To quantify dopaminergic regions in TBI mouse brains, the volume of the striatum and nigrostriatal fiber tracts was calculated using the Surface module of Imaris, and cell number in the substantia nigra was determined using the SPOT module. To demonstrate the similarity of quantification results from FFPE-HIF-Clear and PFA-SDS brains, the quantification data for the injured side of each brain was normalized according to the results for the corresponding contralateral side. Mean values and SD were plotted using GraphPad Prism (N = 3 in Figure 7K and Supplementary Figure 9a). The significance of the difference in mean values was determined by means of one-way ANOVA with Tukey’s multiple comparison tests at an α level = 0.05 (*P < 0.05; **P < 0.01; ***P < 0.001; ****P < 0.0001).

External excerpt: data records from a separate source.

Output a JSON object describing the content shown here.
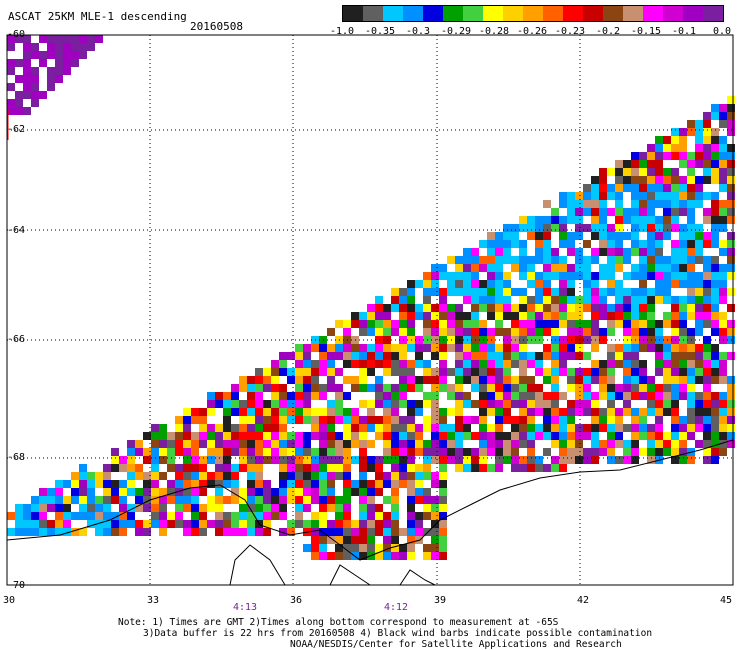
{
  "header": {
    "title": "ASCAT 25KM MLE-1 descending",
    "date": "20160508"
  },
  "colorbar": {
    "labels": [
      "-1.0",
      "-0.35",
      "-0.3",
      "-0.29",
      "-0.28",
      "-0.26",
      "-0.23",
      "-0.2",
      "-0.15",
      "-0.1",
      "0.0"
    ],
    "colors": [
      "#202020",
      "#606060",
      "#00c8ff",
      "#0090ff",
      "#0000e0",
      "#00a000",
      "#40d040",
      "#ffff00",
      "#ffd000",
      "#ffa000",
      "#ff6000",
      "#ff0000",
      "#c80000",
      "#8b4513",
      "#c89070",
      "#ff00ff",
      "#d000d0",
      "#a000c0",
      "#7a1fa0"
    ]
  },
  "map": {
    "lat_labels": [
      "-60",
      "-62",
      "-64",
      "-66",
      "-68",
      "-70"
    ],
    "lon_labels": [
      "30",
      "33",
      "36",
      "39",
      "42",
      "45"
    ],
    "time_labels": [
      "4:13",
      "4:12"
    ],
    "time_color": "#7a1fa0",
    "coast_color": "#000000"
  },
  "footer": {
    "note_line1": "Note: 1) Times are GMT 2)Times along bottom correspond to measurement at -65S",
    "note_line2": "3)Data buffer is 22 hrs from 20160508 4) Black wind barbs indicate possible contamination",
    "note_line3": "NOAA/NESDIS/Center for Satellite Applications and Research"
  }
}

To evaluate angiogenesis, we selected three ROIs (each of 0.6 × 0.6 × 0.6 mm) close to the injury site. The Surface module of Imaris was used to segment the blood vessels and calculate their total volume and surface area. Their length and numbers of bifurcation points were calculated using Vessap.^[71] Erosion and dilation were performed to remove false-negative pixels and to avoid false centerline detections. Next, the centerlines were extracted by means of a 3D thinning algorithm.^[72] The bifurcation points were detected using the surrounding pixels of each point to define a point that splits into two or more vessels. Mean values, SD, and the significance of differences were calculated by independent t test using GraphPad Prism.

Acknowledgements

We thank the Brain Research Center, National Tsing-Hua University, Taiwan and Pathology core, Institute of Biomedical Sciences, Academia Sinica, Taiwan for the technical assistance. This work was funded by the grants from National Science and Technology Council (NSTC-111-2636-B-007-007, NSTC-07-2314-B-007-003-MY3, NSTC-111-2321-B-002-016, MOST-110-2321-B-010-006). This work was also supported by the Brain Research Center under the Higher Education Sprout Project, co-funded by the Ministry of Education and the National Science and Technology Council in Taiwan.

Conflict of Interest

The authors declare no conflict of interest.

Data Availability Statement

The raw data that support the findings of this study are available upon request.